According to a draft report issued by the International Monetary Fund (IMF), Greece’s government debt could soar to 275% of its gross domestic product (GDP) by 2060, at which time its financing needs will be a massive 62% of GDP, although these figures are disputed by the Greek government's own estimates. Greece believes debt at present is a mere 180% of GDP.
The IMF reports that Greece’s debt and financing needs will be ‘explosive’ in the coming decades unless they can renegotiate the bailout programme with the EU to lighten the load. Of course the EU also does not see such a dire outlook for Greece’s debt, believing that it is far ‘more benign’ with its forecasts being based on ‘significantly more optimistic assumptions’ the IMF notes. A spokesman for the European Stability Mechanism, an EU agency that’s dealing with the Greek bailout believes there is no reason to be unduly concerned. After reiterating that the EU has made clear commitments to support Greece he said ‘We see no reason for an alarmist assessment of Greece’s debt situation’.
The IMF does propose ways to ease the burden on Greece. Although its recommendations are not new, it still believes the Greece’s creditors should accept substantial restructuring of existing loans by extending grace periods and maturity dates, as well as further deferring interest payments and locking in interest rates. In the past the IMF has also condemned Greece for its failure to tackle its huge tax evasion problem and make every effort to broaden its tax base. The IMF believes that in Greece, the benefits of tax evasion are comparatively high and the costs are relatively low. For example, according to the IMF ‘While penalties stipulated in the law are generally high in Greece, the probability is very low that these penalties will be fully applied and enforced. For instance, when an audit order has already been sent out, one can still apply for an amnesty on audits. In addition, if an audit detects undeclared liability, the local tax office manager may reduce the penalties for non-compliance (about 100 percent of the tax liability) and the interest for late payment (standard rate per month of 1 percent, not compounded) by up to 80 percent.
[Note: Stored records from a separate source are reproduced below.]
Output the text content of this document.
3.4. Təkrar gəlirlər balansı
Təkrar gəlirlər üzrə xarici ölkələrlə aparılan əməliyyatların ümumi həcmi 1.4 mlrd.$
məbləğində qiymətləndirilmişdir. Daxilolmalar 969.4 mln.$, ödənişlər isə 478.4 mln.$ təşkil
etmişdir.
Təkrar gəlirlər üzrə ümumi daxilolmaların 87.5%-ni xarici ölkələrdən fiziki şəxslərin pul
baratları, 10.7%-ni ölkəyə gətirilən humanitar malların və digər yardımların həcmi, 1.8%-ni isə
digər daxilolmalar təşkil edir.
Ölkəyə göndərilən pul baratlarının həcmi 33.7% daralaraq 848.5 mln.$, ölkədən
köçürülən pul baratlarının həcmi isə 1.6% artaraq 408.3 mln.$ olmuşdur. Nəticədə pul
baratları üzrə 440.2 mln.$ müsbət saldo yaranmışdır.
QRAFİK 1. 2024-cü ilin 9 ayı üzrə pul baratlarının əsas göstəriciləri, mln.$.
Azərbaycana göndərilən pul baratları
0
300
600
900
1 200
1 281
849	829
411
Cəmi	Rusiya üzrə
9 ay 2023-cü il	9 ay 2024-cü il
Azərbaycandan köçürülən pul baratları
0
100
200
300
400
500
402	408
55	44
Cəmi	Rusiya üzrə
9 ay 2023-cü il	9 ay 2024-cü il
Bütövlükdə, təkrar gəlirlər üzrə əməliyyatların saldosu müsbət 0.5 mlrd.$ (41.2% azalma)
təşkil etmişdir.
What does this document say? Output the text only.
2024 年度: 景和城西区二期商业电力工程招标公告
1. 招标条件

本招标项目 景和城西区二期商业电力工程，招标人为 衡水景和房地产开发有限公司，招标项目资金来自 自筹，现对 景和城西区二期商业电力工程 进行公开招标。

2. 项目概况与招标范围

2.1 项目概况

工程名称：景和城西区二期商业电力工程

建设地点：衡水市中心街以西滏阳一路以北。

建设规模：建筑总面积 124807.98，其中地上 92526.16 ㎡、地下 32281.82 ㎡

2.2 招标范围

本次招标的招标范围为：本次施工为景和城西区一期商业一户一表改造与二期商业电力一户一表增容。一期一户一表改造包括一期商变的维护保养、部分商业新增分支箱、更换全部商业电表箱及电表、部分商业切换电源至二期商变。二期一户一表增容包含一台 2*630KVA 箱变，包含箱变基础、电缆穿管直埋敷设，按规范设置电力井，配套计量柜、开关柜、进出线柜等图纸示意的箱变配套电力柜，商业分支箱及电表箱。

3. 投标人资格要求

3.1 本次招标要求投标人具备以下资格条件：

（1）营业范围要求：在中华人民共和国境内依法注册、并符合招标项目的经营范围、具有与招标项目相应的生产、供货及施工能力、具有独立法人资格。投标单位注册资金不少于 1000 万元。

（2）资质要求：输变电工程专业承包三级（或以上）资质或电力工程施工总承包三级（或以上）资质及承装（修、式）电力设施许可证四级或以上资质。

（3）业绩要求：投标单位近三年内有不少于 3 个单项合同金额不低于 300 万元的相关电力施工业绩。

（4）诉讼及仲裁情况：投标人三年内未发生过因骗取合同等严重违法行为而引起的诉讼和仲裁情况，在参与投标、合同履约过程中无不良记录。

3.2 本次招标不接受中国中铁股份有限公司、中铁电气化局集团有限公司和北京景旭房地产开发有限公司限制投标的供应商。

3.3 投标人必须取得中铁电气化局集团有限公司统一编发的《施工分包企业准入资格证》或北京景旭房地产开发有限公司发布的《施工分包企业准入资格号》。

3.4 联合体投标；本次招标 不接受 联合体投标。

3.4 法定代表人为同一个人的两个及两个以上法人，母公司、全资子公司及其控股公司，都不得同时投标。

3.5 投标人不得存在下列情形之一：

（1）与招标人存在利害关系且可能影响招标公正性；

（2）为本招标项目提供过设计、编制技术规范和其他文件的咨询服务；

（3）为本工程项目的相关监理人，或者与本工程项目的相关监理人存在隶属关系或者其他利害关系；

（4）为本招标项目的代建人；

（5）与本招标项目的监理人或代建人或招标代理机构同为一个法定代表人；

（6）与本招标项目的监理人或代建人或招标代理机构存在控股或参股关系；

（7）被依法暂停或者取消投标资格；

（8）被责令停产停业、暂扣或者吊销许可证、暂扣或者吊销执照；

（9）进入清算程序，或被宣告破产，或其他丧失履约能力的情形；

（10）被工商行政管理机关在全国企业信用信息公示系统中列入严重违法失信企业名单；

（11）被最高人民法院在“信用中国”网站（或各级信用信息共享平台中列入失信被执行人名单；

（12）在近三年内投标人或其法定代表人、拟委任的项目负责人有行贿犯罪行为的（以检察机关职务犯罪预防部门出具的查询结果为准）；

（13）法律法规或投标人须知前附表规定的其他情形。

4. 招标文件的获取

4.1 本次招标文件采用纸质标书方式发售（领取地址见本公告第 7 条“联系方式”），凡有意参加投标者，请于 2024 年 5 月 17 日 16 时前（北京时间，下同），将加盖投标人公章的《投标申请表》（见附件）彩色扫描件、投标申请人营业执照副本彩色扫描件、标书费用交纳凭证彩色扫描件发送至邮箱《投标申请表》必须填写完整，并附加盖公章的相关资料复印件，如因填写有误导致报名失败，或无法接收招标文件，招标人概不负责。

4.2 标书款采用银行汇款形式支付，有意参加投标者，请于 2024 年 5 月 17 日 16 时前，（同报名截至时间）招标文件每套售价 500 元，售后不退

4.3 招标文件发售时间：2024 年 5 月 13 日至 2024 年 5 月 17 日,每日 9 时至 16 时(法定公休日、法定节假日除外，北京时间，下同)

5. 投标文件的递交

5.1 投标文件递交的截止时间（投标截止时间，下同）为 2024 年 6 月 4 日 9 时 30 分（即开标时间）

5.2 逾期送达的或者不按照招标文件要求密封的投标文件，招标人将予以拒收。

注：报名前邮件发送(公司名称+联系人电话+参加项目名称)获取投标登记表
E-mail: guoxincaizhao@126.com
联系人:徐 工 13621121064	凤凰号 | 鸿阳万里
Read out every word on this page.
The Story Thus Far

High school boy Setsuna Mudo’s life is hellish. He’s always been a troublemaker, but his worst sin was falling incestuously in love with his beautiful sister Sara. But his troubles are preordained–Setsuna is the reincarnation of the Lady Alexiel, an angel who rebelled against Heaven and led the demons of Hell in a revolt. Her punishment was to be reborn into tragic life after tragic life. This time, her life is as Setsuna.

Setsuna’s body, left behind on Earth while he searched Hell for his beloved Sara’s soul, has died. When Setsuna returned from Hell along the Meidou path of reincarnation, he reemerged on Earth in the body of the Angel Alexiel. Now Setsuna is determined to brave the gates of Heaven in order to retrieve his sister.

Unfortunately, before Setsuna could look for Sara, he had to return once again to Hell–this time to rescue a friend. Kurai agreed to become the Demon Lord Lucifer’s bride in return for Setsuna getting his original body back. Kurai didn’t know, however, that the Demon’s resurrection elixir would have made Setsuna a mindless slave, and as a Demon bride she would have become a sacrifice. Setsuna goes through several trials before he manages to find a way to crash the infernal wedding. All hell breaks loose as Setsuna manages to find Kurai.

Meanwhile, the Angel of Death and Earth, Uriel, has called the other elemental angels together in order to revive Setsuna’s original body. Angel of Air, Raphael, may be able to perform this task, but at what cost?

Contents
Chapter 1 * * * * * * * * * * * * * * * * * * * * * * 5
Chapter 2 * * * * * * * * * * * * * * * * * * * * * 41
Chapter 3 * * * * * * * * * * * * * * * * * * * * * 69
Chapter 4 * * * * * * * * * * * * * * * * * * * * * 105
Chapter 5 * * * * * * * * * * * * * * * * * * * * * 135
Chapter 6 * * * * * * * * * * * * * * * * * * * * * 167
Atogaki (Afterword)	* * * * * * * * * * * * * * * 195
If the taxpayer settles the final liability immediately, the taxpayer receives a 5 percent cash rebate on the total amount paid and faces little risk of prosecution’.
We at Stratton Street have written many a time the reasons why we do not, and have never invested in countries like Greece; mainly due to the fact that we do not see it as a ‘wealthy nation’; with massive net foreign liabilities of ~150% of GDP and rated only 1 star on our Stratton Street Net Foreign Asset (NFA) scoring system, well below our cut off point of minus 50%. We see nothing at the present time, or indeed in the future which could change our views on the country.